Dear reader,

Introduction IMAU newsletter by Erik van Sebille

Portretfoto Erik van Sebille
Dr Erik van Sebille

The time I spend at sea is for me by far the best part of being an oceanographer. I started my undergraduate degree in physics, back in 1999, because I wanted to become an operational meteorologist. It was only after I got the opportunity to join a five-week sea-going research expedition to the subtropical Atlantic Ocean, that I decided to do my thesis project in physical oceanography. I was mesmerized by the enigmatic vastness, quietness and sheer beauty of the ocean.

I still vividly remember the day, about four weeks into the expedition, that the captain stopped the ship for a ‘man-overboard-practice’. We were 800 km from nearest land, hadn’t seen any other ship for weeks, and now the captain asked us whether we wanted to go swimming.

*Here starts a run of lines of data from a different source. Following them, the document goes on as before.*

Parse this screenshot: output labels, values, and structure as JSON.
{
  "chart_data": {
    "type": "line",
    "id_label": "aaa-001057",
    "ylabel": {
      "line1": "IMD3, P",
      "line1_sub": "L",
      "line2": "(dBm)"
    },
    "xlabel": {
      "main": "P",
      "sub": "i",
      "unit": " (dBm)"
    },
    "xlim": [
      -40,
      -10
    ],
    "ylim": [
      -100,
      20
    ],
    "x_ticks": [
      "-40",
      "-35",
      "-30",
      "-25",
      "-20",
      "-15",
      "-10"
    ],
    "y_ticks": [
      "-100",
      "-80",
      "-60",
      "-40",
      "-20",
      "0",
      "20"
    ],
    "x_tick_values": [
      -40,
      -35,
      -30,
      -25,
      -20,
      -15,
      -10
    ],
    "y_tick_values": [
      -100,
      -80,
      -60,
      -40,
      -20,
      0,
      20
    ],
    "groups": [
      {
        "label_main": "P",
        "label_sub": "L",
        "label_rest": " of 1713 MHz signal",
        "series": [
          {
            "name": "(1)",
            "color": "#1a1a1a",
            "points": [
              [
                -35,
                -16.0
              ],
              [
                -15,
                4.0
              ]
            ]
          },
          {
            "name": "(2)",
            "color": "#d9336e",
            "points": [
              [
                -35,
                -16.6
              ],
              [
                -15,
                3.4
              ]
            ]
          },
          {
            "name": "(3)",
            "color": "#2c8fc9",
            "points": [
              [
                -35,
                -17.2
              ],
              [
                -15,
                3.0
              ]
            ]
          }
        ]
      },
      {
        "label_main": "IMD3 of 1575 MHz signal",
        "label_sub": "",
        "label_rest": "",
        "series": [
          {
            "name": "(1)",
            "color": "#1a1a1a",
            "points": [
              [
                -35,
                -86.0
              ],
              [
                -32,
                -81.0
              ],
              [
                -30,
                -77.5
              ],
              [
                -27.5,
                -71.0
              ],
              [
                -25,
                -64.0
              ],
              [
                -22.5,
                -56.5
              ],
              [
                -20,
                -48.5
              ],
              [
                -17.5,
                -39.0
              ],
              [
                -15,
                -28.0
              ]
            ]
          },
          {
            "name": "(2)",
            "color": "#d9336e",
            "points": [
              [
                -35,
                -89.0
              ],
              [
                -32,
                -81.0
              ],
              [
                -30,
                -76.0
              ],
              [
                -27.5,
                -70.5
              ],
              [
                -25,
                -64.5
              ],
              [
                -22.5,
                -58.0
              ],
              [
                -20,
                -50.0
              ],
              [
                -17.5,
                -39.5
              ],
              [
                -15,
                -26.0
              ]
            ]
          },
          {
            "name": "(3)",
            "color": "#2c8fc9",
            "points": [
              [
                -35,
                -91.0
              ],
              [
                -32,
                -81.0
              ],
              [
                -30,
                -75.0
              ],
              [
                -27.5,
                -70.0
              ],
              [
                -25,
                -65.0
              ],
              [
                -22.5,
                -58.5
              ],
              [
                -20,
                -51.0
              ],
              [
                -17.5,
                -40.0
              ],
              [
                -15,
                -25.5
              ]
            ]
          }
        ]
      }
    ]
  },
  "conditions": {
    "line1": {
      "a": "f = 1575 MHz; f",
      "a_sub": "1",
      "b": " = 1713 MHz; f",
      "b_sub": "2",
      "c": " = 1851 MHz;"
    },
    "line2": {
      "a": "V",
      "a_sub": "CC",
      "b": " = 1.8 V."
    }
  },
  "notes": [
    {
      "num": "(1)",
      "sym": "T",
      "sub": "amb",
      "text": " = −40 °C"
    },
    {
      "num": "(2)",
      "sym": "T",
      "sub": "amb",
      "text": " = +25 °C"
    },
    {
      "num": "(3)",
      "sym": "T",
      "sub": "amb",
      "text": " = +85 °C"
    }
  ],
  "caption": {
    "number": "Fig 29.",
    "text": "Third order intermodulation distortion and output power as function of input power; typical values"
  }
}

As I stood on the taffrail, I thought about the 4000 m of deep blue ocean beneath me, about how small I was in this enormous ocean, and how little we know of what was going on down there. On that moment, I was forever sold for oceanography.

One of the unique features of IMAU is how we connect theoretical research of the climate system to field observations. We have a long tradition in testing and validating our theories and numerical models on Alpine glaciers and the Greenland and Antarctic ice sheets, on air samples taken from balloons and aircraft, and of course at the unique atmospheric measurement station at Cabauw.

And we go to sea. For that, we partner with our close colleagues at the Royal Netherlands Institute for Sea Research (NIOZ). Over the years, dozens of our students and staff have joined expeditions on the RV Pelagia, the 66m long national research flagship. She has taken Dutch oceanographers, including from IMAU, on a ‘round of Africa’ and has weathered many storms in the frigid North Atlantic. In the recent round of UU-NIOZ PhD funding, scientists from IMAU have been awarded two projects, both with a sea-going component.

And now, NIOZ and NWO have started the procedure for building a successor to Pelagia. Named after early-twentieth-century phycologist Anna Weber-van Bosse, the new flagship will be bigger than the Pelagia. This means she can support longer voyages under more challenging conditions. But at least as important for IMAU is that the new ship will have almost twice as many berths. This means that more scientists can join on the expeditions, and hopefully that there will also be more opportunities for our students to partake.

Because I wish that more of our MSc and PhD students interested in physical oceanography get the opportunity to go to sea and experience the beauty of the open ocean for themselves. So that they learn how challenging it can be to take observations of the ocean, interact with the marine ecologists, geologists and atmospheric scientists that are also on-board, and see how theory and practice can go hand in hand at sea.